”It’s odd that I am a poet,” Niki Herd laughs, ”because I remember not caring for poetry very much in high school.”
Herd, who grew up in a black, working-class environment in Cleveland, had the same reaction many people have to the kind of classic or traditional poetry presented to her in school.
”I didn’t feel like I saw or heard myself and my experience in the works that I had read,” she says. ”I can go back now and I can read those works, and I feel completely different. They don’t seem foreign to me. But I think I personally needed to hear someone that mimicked my own experience.”
Niki Herd
(Photo by Jennie Scott)
Herd credits Ruth Foreman as helping her see poetry in a new light — and as her calling. Herd would end up taking classes taught by Foreman while earning her master’s of fine arts at Antioch University in Los Angeles, but she first stumbled upon Foreman at a poetry reading in a café in Tucson, Ariz., a little over a decade ago.
”I have to attribute walking into that coffee shop that evening to the reason why I’m here today,” Herd says. ”There was something in her words and the way she used language that made me want to do this.”
The 44-year-old Herd actually wrote her first poem in 2002, upon the death of her grandmother, who ”almost raised me.” ”The first reaction that I had to her death,” she says, ”was to write a poem. I don’t know why.”
Herd says that the resulting poem ”was not very good,” but it convinced her that she needed to pursue a degree in creative writing.
A few years ago Herd culled from the many poems she had written since her grandmother’s passing, looking for the strongest pieces and common themes. The result is her debut book, The Language of Shedding Skin, which weaves together poems both political – exploring violence against black men and gay people – and personal, familial. The poems in the book, Herd says, reflect ”the language of poor black people. … As I got older, I was always taught not to speak a certain way; not to necessarily speak like how my grandparents spoke. But they were huge influences on me, and so it’s important for me to have that type of language in the book.”
This Saturday, Aug. 3, Herd will read from the collection at OutWrite. Herd, who moved to D.C. two years ago to explore and enjoy the city’s riches in arts, culture and entertainment, was moved by some of the readings she took in at last year’s OutWrite. She’s thrilled to be officially part of it this year. ”I think now is an exciting time to be writing, particularly in this historical moment for gay people,” she says.
The Language of Shedding Skin
Herd is about three-fourths finished compiling a second collection of poems, this one focused on violence against women. She’d eventually like to challenge herself by trying her hand at writing narrative nonfiction, specifically a memoir, sharing her experiences in a broader, more concrete fashion. By day an academic advisor at Trinity University, Herd would also like to teach poetry full time. Currently she teaches one poetry course each fall at Trinity, where she finds particular joy in turning her skeptical students on to poetry in much the same way Ruth Foreman did for her.
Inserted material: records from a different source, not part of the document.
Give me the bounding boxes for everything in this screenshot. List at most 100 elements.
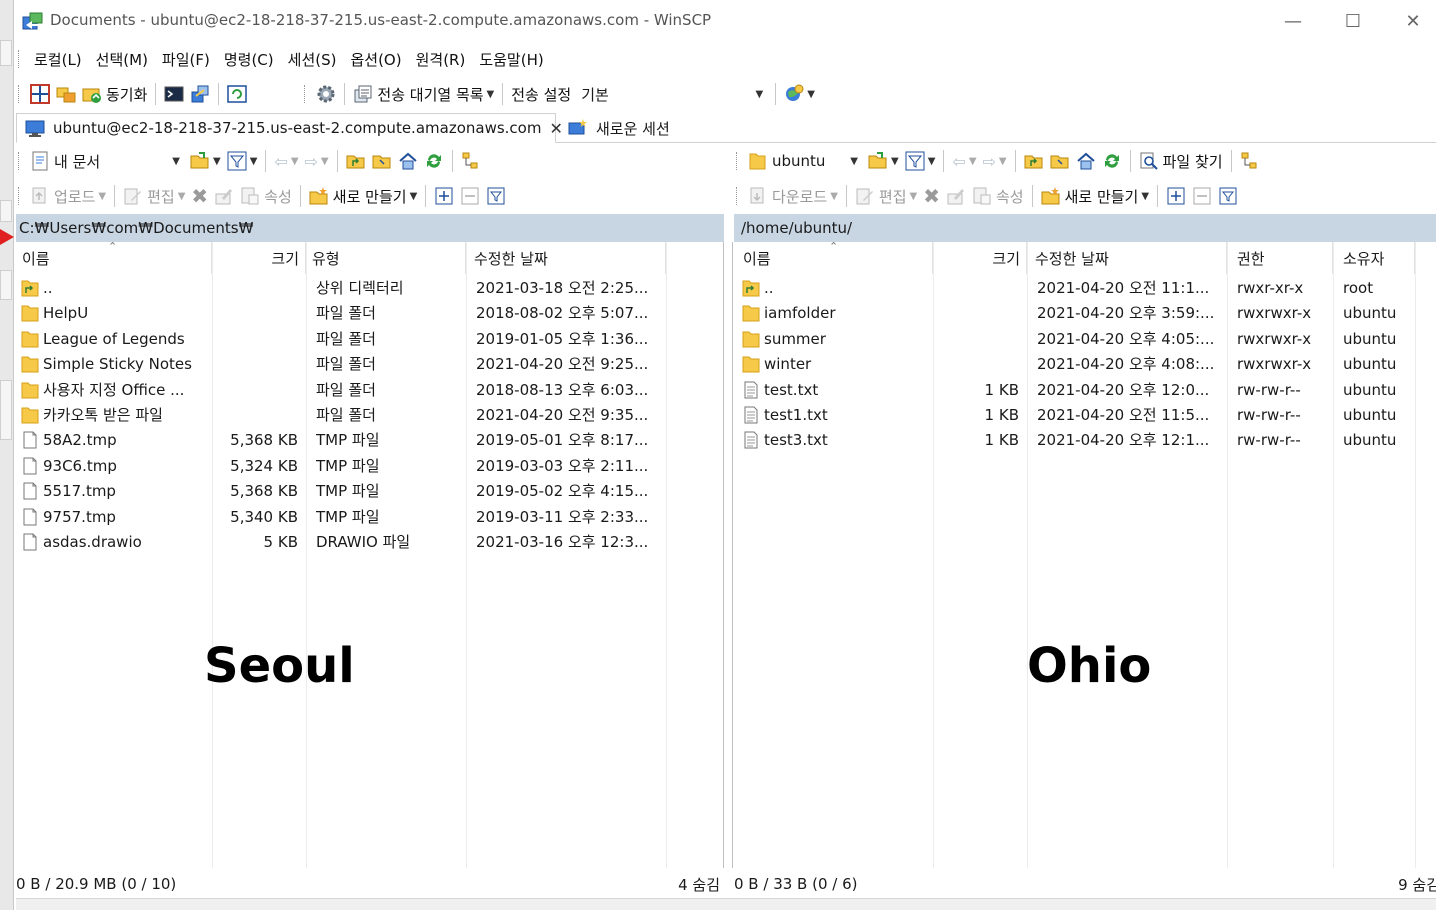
left-filter-select-button[interactable] (483, 183, 509, 209)
right-filter-select-button[interactable] (1215, 183, 1241, 209)
left-hidden-count[interactable]: 4 숨김 (678, 874, 720, 895)
table-row[interactable]: 9757.tmp 5,340 KB TMP 파일 2019-03-11 오후 2:33… (16, 505, 723, 530)
right-properties-button[interactable]: 속성 (969, 183, 1027, 209)
close-window-button[interactable]: ✕ (1390, 6, 1436, 36)
table-row[interactable]: .. 2021-04-20 오전 11:1... rwxr-xr-x root (733, 276, 1436, 301)
table-row[interactable]: asdas.drawio 5 KB DRAWIO 파일 2021-03-16 오후 1… (16, 530, 723, 555)
left-unselect-button[interactable] (457, 183, 483, 209)
right-hidden-count[interactable]: 9 숨김 (1398, 874, 1436, 895)
left-open-directory-button[interactable]: ▼ (187, 148, 224, 174)
right-home-button[interactable] (1073, 148, 1099, 174)
menu-local[interactable]: 로컬(L) (27, 49, 89, 70)
left-new-button[interactable]: 새로 만들기 ▼ (306, 183, 420, 209)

”When I teach here,” Herd says, ”a lot of the students are only familiar with lyrics, or with a certain type of poetry, typically what we would consider performance poetry. And so they don’t understand — usually by the third or fourth week in, my students are saying, ‘Oh my God, I have a different respect for poetry. I have a greater appreciation of this.”’
”And they also understand there’s so much more that they can do,” she continues. ”It’s more than just about conveying an experience.”
Niki Herd reads from The Language of Shedding Skin as part of the OutWrite LGBT Book Fair Saturday, Aug. 3, at 1 p.m., at the Reeves Center, 2000 14th St. NW.